Two different responses to Harper's speech --
First from the chippy bastard:
Harper's speech shocks and awes Alliance leader takes a forceful stance on Liberal war policy Paul Wells National Post Friday, March 21, 2003 OTTAWA - The Pentagon's shock-and-awe policy has been delayed by circumstance. Jean Chrétien's aw-shucks policy continues unabated.
For months the Prime Minister refused to discuss the possibility of war in Iraq because it was hypothetical. Yesterday, he announced he must not discuss war because there is one underway. Once the shooting stops, expect Mr. Chrétien to brush off further questions by saying it is not worth rehashing the past. This is what it feels like to be given the runaround by an expert.
Mr. Chrétien is, at least, on the side of the Canadian majority. Stephen Harper is not, so some of my favourite columnists have suggested Iraq will be the Alliance leader's Waterloo. I am not so sure after yesterday.
Mr. Harper has been reluctant to put too much emphasis on his Iraq policy. Day after day has gone by, during the last few months, when the Alliance was the only opposition party to find other issues besides war to pester the Liberals about. He has seemed more keenly aware than anyone else that Iraq could cause him trouble.
But at some point you are stuck with your beliefs, if you have any. Yesterday, Mr. Harper decided to make the case for his Iraqi policy. He did it forcefully, coherently, emotionally. I am less inclined to believe his stance will doom him than to suspect the qualities he showed while defending it offer his only chance of success.
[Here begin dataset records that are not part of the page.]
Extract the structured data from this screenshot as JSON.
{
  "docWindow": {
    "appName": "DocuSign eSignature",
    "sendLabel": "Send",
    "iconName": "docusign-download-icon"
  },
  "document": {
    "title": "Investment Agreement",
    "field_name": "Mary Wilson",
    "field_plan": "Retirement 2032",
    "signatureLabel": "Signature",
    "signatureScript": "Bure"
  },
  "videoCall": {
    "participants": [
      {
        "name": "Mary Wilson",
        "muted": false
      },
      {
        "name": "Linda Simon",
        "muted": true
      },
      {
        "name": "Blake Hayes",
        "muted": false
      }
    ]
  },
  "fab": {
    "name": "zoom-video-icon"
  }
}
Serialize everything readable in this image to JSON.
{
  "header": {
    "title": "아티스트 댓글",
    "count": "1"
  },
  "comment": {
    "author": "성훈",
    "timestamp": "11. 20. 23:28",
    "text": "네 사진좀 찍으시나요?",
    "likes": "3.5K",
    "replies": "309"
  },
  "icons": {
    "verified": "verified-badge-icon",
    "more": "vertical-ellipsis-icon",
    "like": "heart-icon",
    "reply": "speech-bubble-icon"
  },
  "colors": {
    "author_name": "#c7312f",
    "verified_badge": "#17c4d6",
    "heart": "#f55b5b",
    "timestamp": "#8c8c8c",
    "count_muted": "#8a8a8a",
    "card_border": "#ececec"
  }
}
The Commons was debating a Bloc Québécois motion opposing war. The best that can be said of Mr. Harper's speech is that it steered well clear of an argument making the rounds: that Canada must support a war because the Americans will be angry with us if we don't. That is an appeal to cowardice and the pocketbook, a suggestion that George Bush's customs agents are more cause for worry than Saddam's artillery.
Mr. Harper hinted at that argument only when he said this is the first time Canada has refused to side with a military coalition of Brits and Americans, a statistical observation that should be of no interest if the Brits and Americans are doing the wrong thing. He set out to make the more difficult argument that war is the proper course on its own merits.
"It is inherently dangerous to allow a country such as Iraq to retain weapons of mass destruction," he said. "If the world community fails to disarm Iraq, we fear that other rogue states will be encouraged to believe that they too can have these most deadly of weapons."
So Iraq must be disarmed. "But it has now become apparent that that objective is inseparable from the removal of Saddam Hussein's regime."
From there he made points about legality and about the value -- cruelly limited, for him -- of United Nations support. All this was perfectly pedestrian until Mr. Harper made an uncharacteristic appeal to deeper values.
"This government, in taking the position it has taken ... has left us standing for nothing, no realistic alternative, no point of principle and no vision of the future. It has left us standing with no one."
His voice rose as he said this. The tired, distracted tone he so often affects left him. He spoke of his "great fear: A country that does not embrace its own friends and allies in a dangerous world but thinks it can use them and reject them at will. Such a country will, in time, endanger its own existence."
But again, it's not all about the Yankees: "In the great wars of the last century -- against authoritarianism, against fascism, against communism -- Canada did not merely stand with the Americans, we more often than not led the way."
I have learned, by criticizing him, that Mr. Harper has a substantial fan club composed, in the main, of people who liked his two predecessors just fine and who will not hear a cross word against anyone who wears Alberta's colours in Parliament. Fair enough. But the Stephen Harper on display yesterday was strikingly different from both of his predecessors.
Preston Manning was a committed populist. He would, I believe, have found some way to come out on the side of the majority on an issue as big as this. Stockwell Day, paradoxically, seemed unwilling to make a deliberate moral case on the very issues about which he had the strongest moral convictions.
Mr. Harper has hardly set this town on fire. But his newfound willingness to go down swinging may offer his best hope of making sure he doesn't go down.